Ces deux races diffèrent par un certain nombre de caractères adaptatifs, et il a été longtemps proposé que c’était suite à l’arrivée des pommes avec les premiers colons européens en Amérique du Nord que la mouche avait fait sien ce nouvel hôte. Les caractères distinctifs permettant une meilleure adaptation aux pommes auraient alors été progressivement sélectionnés, pour aboutir désormais à un isolement reproductif presque total entre les deux “variétés” (encore appelées écotypes ou races d’hôtes) alors que les adultes peuvent vraisemblablement se retrouver au contact les uns des autres dans un certain nombre de situations. Les mécanismes invoqués étaient séduisants, puisqu’en changeant d’hôte, donc de niche écologique, les premières mouches capables d’infester une pomme étaient ipso facto déjà isolées spatialement de celles qui avaient continué à se développer sur aubépine. Le temps et la sélection pour une meilleure adaptation aidant, cet isolement se voyait renforcé jusqu’à devenir presque total.Des analyses faisant appel au séquençage de différents gènes ont cependant montré que ce scénario ne reflétait pas une réalité aussi simple (Feder et al. 2003), même si Rhagoletis pomonella est toujours invariablement reprise dans la littérature comme l’exemple classique de spéciation sympatrique. Selon ces analyses, il apparaît désormais probable que plusieurs écotypes de mouches à fruit préexistaient à l’arrivée du pommier en Amérique du Nord. Celui-ci aurait “capturé” une lignée méridionale ayant divergé de la précédente il y a plus d’un million d’années et préalablement spécialisée sur une autre espèce d’aubépine. Cette lignée aurait “emprunté” par hybridation des gènes à l’écotype du nord au moment de son installation sur le pommier. Il n’y a donc pas d’indice que le mode “sympatrique” ait été impliqué dans la divergence initiale de ces écotypes, même si à l’heure actuelle les versions “pommier” et “aubépine” qu’on trouve aux États-Unis sont peut-être dans une phase de renforcement de leur isolement reproductif.
Un cas un peu analogue a été récemment rapporté pour des poissons habitant les lacs de cratères africains qui étaient considérés comme des exemples emblématiques de spéciation rapide et quasi simultanée aboutissant aux fameux “essaims d’espèces” (species flocks) apparus de manière sympatrique après une colonisation unique de chaque cratère.
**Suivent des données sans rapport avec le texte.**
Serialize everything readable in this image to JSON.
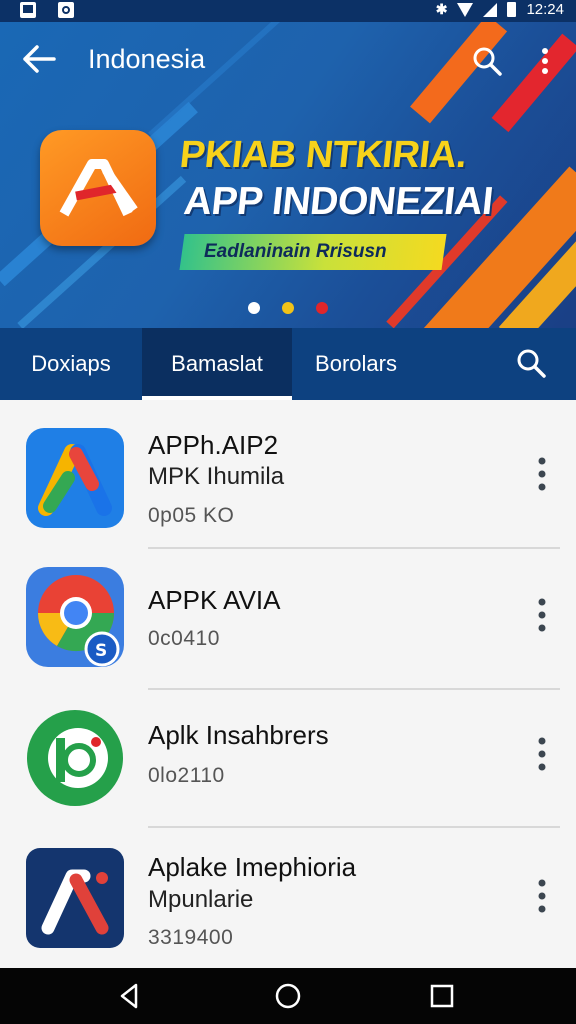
{
  "status_bar": {
    "time": "12:24",
    "bluetooth": "✱"
  },
  "header": {
    "title": "Indonesia",
    "banner": {
      "headline_line1": "PKIAB NTKIRIA.",
      "headline_line2": "APP INDONEZIAI",
      "tagline": "Eadlaninain Rrisusn",
      "logo_text": "AI",
      "carousel_dots": [
        {
          "color": "#ffffff",
          "active": true
        },
        {
          "color": "#f2c318",
          "active": false
        },
        {
          "color": "#e0262b",
          "active": false
        }
      ]
    }
  },
  "tabs": [
    {
      "label": "Doxiaps",
      "active": false
    },
    {
      "label": "Bamaslat",
      "active": true
    },
    {
      "label": "Borolars",
      "active": false
    }
  ],
  "apps": [
    {
      "name": "APPh.AIP2",
      "subtitle": "MPK Ihumila",
      "meta": "0p05 KO",
      "icon": "google-ads-style-icon"
    },
    {
      "name": "APPK AVIA",
      "subtitle": "",
      "meta": "0c0410",
      "icon": "chrome-style-icon"
    },
    {
      "name": "Aplk Insahbrers",
      "subtitle": "",
      "meta": "0lo2110",
      "icon": "green-circle-app-icon"
    },
    {
      "name": "Aplake Imephioria",
      "subtitle": "Mpunlarie",
      "meta": "3319400",
      "icon": "navy-a-app-icon"
    }
  ],
  "colors": {
    "primary": "#0d4180",
    "primary_dark": "#0b2f60",
    "accent_orange": "#ff6a1a",
    "accent_yellow": "#f7d21a"
  }
}
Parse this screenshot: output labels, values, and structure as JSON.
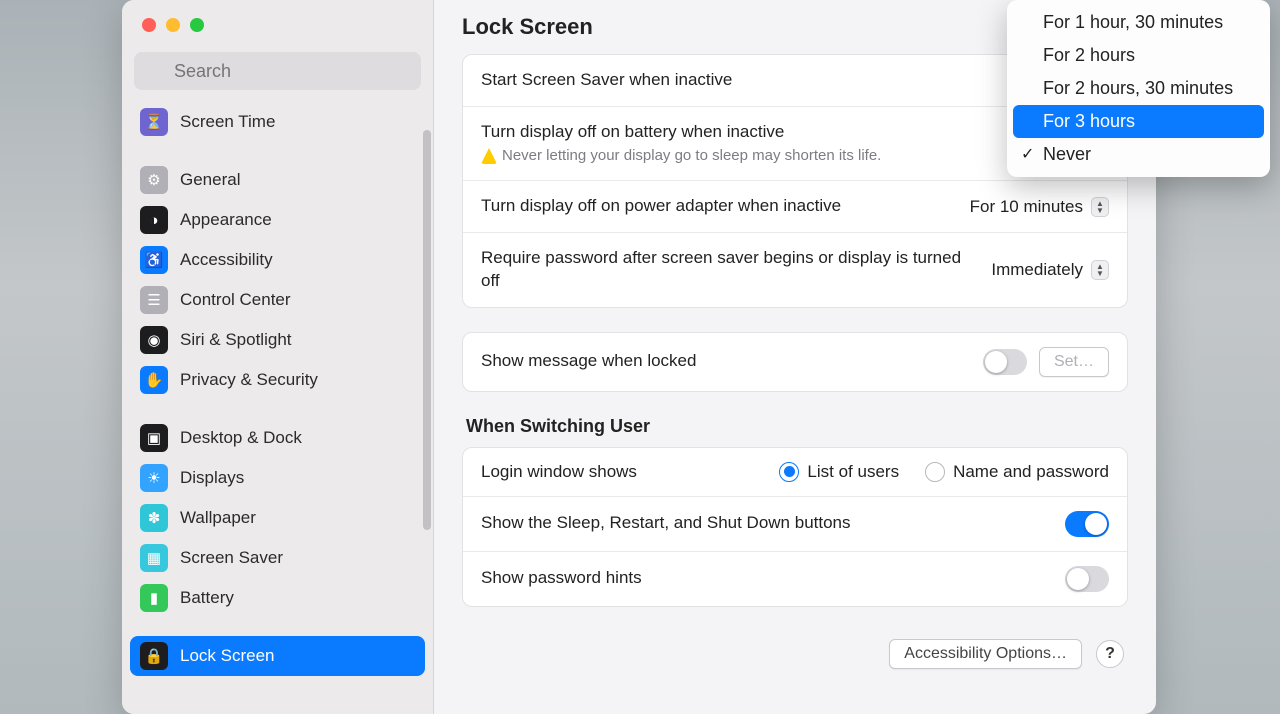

Des études moléculaires plus poussées (Martin et al., 2015) ont montré qu’en réalité, dans chaque cratère étudié, il fallait faire intervenir plusieurs phases de colonisation par des espèces ou sous-espèces proches suivies d’hybridation (féconde dans ce cas) entre celles-ci, pour expliquer la diversité obtenue, même si les auteurs n’excluent pas des événements subséquents de différenciation à l’intérieur de chaque cratère. Il existe de nombreux autres cas qui ne résistent pas non plus à l’analyse, que ce soit celui des épinoches de mer et celles d’eau douce, ou encore celui des formes à coquilles fine ou épaisse du bigorneau Littorina saxatilis selon qu’il habite le haut ou le bas de l’estran. Pour ces cas également, les données publiées indiquent que la séparation des lignées était en fait très ancienne, et qu’il est parfaitement possible de considérer que la divergence initiale pouvait plutôt correspondre à des épisodes d’isolement géographique ancien, comme cela s’est souvent produit suite aux oscillations climatiques du Quaternaire.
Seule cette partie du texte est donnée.